Recent figures from Birmingham University reveal that almost 54,000 animals were used for scientific research over the past year.
In 2016, Birmingham University used near to 54,000 animals for research including 52,455 mice used in labs, 1,385 rats, 798 fish and 90 frogs and newts.
These figures present a notable increase from previous years, with 7,000 more animals being used than in 2015. The use of mice specifically has increased by 10,000 over a five-year period.
These animals were found to be used for a variety of experiments, including:
- Mice being injected with toxins to replicate chronic liver injury
- Rodents being inoculated with bioluminescent chemicals
- Tetanus toxins being injected directly into rats’ brain
In response to the release of these figures and the experiments, the University has come under scrutiny from the Animal Justice Project, an international non-profit organisation working towards ending experiments on animals.
On Saturday March 10 this scrutiny materialised as the organisation staged a ‘Light Brigade’ protest with the words “54, 728 animals killed by UOB (University of Birmingham)” illuminated over the city canal bridge.
Some diseases and health problems involve processes that can only be studied in a living organism.
– Birmingham University
Dr André Menache, the Animal Justice Project’s science adviser, described the experiments as “a waste of public money and animal lives” given what is known about the differences between mice and men. Instead, he believes that there should be a concerted effort on the part of the University to conduct evidence-based and human-relevant research.
“Given what we know today about the differences between mice and men, to continue stubbornly to waste public money and animal lives is tantamount to scientific fraud.”
Dr Menache’s comments were supported by Claire Palmer, a spokesperson for the project, who criticised the University’s failure “to move with the times”.
Palmer used a 2016 Ipsos Mori poll which concluded 74% of the public wanted funding into finding an alternative to animal research, and used the increase in Veganism by over 360% over the past decade to support her argument.
Birmingham University has responded to the criticism by defending their adherence to guidelines, whilst emphasising the importance of animal testing in some circumstances.
A statement from the university read:
“We are involved in research to develop drugs and medical technologies that will help in the fight against life-threatening and debilitating diseases and improve health care for patients, and indeed animals too.
“Some diseases and health problems involve processes that can only be studied in a living organism.
“For example, treatments for heart disease, diabetes, Alzheimer’s and certain types of cancer have all been developed by involving animals in testing and research.”
Given what we know today about the differences between mice and men, to continue stubbornly to waste public money and animal lives is tantamount to scientific fraud.
– Dr André Menache
This is not the first time the University has been criticised for the use of animals.
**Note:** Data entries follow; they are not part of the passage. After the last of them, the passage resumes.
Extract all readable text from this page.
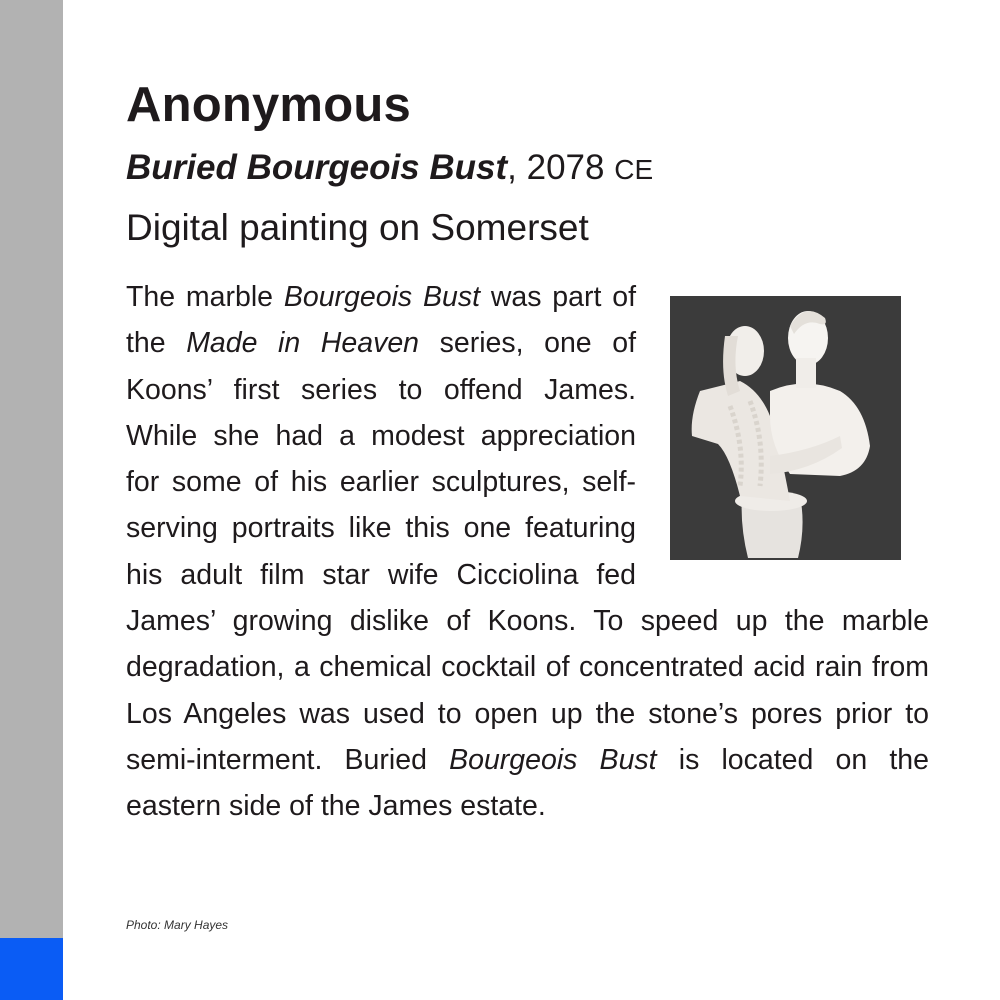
Anonymous

Buried Bourgeois Bust, 2078 CE

Digital painting on Somerset

The marble Bourgeois Bust was part of the Made in Heaven series, one of Koons’ first series to offend James. While she had a modest appreciation for some of his earlier sculptures, self-serving portraits like this one featuring his adult film star wife Cicciolina fed James’ growing dislike of Koons. To speed up the marble degradation, a chemical cocktail of concentrated acid rain from Los Angeles was used to open up the stone’s pores prior to semi-interment. Buried Bourgeois Bust is located on the eastern side of the James estate.

Photo: Mary Hayes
In 2015, Birmingham University came under attack after the Sunday Mercury published an article detailing that the universities had been blinding rats with plastic balls to replicate injuries sustained by servicemen and women blinded by shrapnel.
Following this complaint, the leaders of the research team at Birmingham maintained that the procedure was vital for the treatment of humans who have eye injuries, and that the research the University conducts is always focused on improving drugs and treatments in the fight against life-threatening diseases.
Three years on from this criticism Birmingham University is again having to answer to public criticism, such as that of the Animal Justice Project. In a statement from a university spokesperson, it was maintained that Birmingham considers itself “transparent” and that all animals that are used for research purposes are euthanised “in a humane manner”.
In 2015, an FOI submitted by Aleksander Goodier, outgoing president of Warwick’s recently-renamed Vegan Society (formerly Animal Ethics Society), revealed that the University of Warwick had used 5,001 living animals in experiments in the Medical School and School of Life Sciences during 2014.
In the same year, the top five UK Universities (Oxford, Edinburgh, University College London, King’s College London and Cambridge) had experimented on over 930,000 animals between them, with individual totals ranging between 160,557 and 226,739 animals.